The relief measure also allocates $270 million for the National Endowment of the Arts and the Humanities, an institute that had a budget of $253 million in fiscal year 2019.

“The legislation would appropriate $480 million for grants to fund activities related to the arts, humanities, libraries and museums, and Native American language preservation and maintenance,” the Congressional Budget Office said in its analysis of the proposed measure.

$5 billion for ‘disadvantaged’ farmers:

Introduced by Sen. Raphael Warnock, D-Ga., the $5 billion Emergency Relief for Farmers of Color Act, which is part of the stimulus bill, will provide direct payments to Black, Hispanic and Indigenous farmers.

It also includes $1 billion to address systemic racism at the U.S. Agriculture Department and provide legal assistance to farmers of color.

I can see the latest screed from the mainstream media now: “COVID devastates American agri-business, farmers of color hit hardest.”

Affordable Care Act expansion:

It will fully subsidize ObamaCare subsidies for people earning up to 150% of the federal poverty level and unemployed individuals. The measure also makes Americans earning more than 400% of the poverty level — about $51,000 for one person, and $106,000 for a family of four — eligible for subsidies for the first time and will cap their premium costs at 8.5%.

The subsidy boosts, which Democrats have sought for years, will only last for two years, through 2022.

Sure, only last two years, wanna bet?  Remember, they don’t think its YOUR money they are spending.

So, now what do I tell mom?

I tell her about physical silver and gold, one more time. “Just buy a little and protect the rest of those ones and zeros you have in the bank from the inevitable inflation.  Mom, you don’t want to have to take a wheelbarrow full of greenbacks to the market to buy a loaf of bread when too many dollars are chasing too few goods and services.  Democrats (okay, Republicans are guilty too, but to a lesser degree) are only going to add to the problem.”

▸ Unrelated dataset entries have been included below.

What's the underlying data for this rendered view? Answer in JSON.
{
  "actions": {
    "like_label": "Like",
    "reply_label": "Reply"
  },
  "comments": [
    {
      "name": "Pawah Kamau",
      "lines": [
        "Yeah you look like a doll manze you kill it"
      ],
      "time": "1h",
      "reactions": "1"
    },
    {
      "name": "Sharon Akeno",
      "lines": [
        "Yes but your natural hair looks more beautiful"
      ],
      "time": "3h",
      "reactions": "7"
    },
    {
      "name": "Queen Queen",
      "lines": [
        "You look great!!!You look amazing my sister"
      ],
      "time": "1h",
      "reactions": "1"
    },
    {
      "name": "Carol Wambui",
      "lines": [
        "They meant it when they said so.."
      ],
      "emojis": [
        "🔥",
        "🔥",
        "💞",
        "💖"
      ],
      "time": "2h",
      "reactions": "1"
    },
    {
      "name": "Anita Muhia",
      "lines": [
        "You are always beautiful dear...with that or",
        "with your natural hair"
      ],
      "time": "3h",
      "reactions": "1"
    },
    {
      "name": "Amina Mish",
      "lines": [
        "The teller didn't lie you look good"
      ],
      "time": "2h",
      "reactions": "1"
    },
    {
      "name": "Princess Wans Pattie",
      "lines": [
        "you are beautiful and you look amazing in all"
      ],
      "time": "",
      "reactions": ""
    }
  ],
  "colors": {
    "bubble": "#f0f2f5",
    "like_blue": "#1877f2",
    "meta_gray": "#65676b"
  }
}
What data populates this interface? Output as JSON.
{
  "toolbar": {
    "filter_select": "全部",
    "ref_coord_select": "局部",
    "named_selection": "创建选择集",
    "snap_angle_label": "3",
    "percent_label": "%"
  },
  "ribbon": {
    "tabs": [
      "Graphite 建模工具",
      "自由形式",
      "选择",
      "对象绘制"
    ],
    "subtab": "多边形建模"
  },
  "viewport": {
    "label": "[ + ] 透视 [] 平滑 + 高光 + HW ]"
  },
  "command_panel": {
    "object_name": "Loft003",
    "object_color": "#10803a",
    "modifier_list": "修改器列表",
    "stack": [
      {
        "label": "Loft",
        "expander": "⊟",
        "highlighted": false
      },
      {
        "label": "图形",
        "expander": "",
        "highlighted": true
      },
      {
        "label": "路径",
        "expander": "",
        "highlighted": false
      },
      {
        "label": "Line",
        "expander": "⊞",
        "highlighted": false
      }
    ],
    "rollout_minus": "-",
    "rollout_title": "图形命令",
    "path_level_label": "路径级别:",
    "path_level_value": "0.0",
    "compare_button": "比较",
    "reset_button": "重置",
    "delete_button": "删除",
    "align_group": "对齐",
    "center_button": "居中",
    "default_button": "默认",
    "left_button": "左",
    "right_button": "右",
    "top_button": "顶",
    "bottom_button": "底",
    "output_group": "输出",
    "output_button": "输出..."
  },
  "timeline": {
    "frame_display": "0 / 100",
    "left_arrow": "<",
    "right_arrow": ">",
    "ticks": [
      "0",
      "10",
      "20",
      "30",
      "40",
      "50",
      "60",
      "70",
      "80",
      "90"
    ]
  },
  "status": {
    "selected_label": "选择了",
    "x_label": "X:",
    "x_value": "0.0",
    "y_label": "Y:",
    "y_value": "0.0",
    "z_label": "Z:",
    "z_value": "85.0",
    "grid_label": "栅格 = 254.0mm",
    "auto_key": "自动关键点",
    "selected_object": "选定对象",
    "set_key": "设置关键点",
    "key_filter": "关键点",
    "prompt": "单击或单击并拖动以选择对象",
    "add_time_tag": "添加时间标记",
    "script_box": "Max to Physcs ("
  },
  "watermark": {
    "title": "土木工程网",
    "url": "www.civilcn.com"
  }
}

Regardless, at some point, someone will have to pay for this unchecked spending.

I then try to explain why gold and silver can inflate in value, keeping pace with inflation, as more and more dollars in circulation will need to be supported by something other than the full faith and credit of the U.S. government.

She understands, but it’s a tough sell. In her world, ‘money’ in the bank is all you need. “Who will buy my gold or silver,” she asks. I tell her that if worst comes to worst, the grocery store and the gas station will take an ounce or two when she goes to shop. Understandably, this rattles her. To be honest, it rattles me, too.

Are metals the best way to protect your dollars? My bank thinks that while gold might have a decent future, it doesn’t pay dividends and has other ‘headwinds’ against its (value) price.

Business Insider’s Carla Mozée wrote last month:

A decline in physical demand for gold by central banks has been a challenge for gold, says Bank of America…

Jewelry sales have been disappointing as the COVID-19 pandemic suppressed customer activity…

A “lack of interest” from investors in buying gold has also been a pressure point for the market…

Yet, out of the other side of their teller cage, comes the following prediction: Gold prices traded around $1,790 an ounce on Wednesday. Bank of America still expects prices to average $2,063 in 2021, a forecast it set last year.

Hence, the age-old question: What’s a mother to do?

Personally, I am going to keep asking her to buy some precious metals, hedge a little of what is in her bank accounts and spend the rest of her stash on Hawaii cruises and excellent wine.

Is this huge addition to our national debt for COVID relief necessary? Some, but not all.

Our economy is on life support and many of our neighbors aren’t making it. We do need to reach out and help them. But that ‘other white meat,’ pork, seems to appear far too often in the bill’s line-item details. It is, after all, OUR money.

Let’s help those who need it, but only those who need it.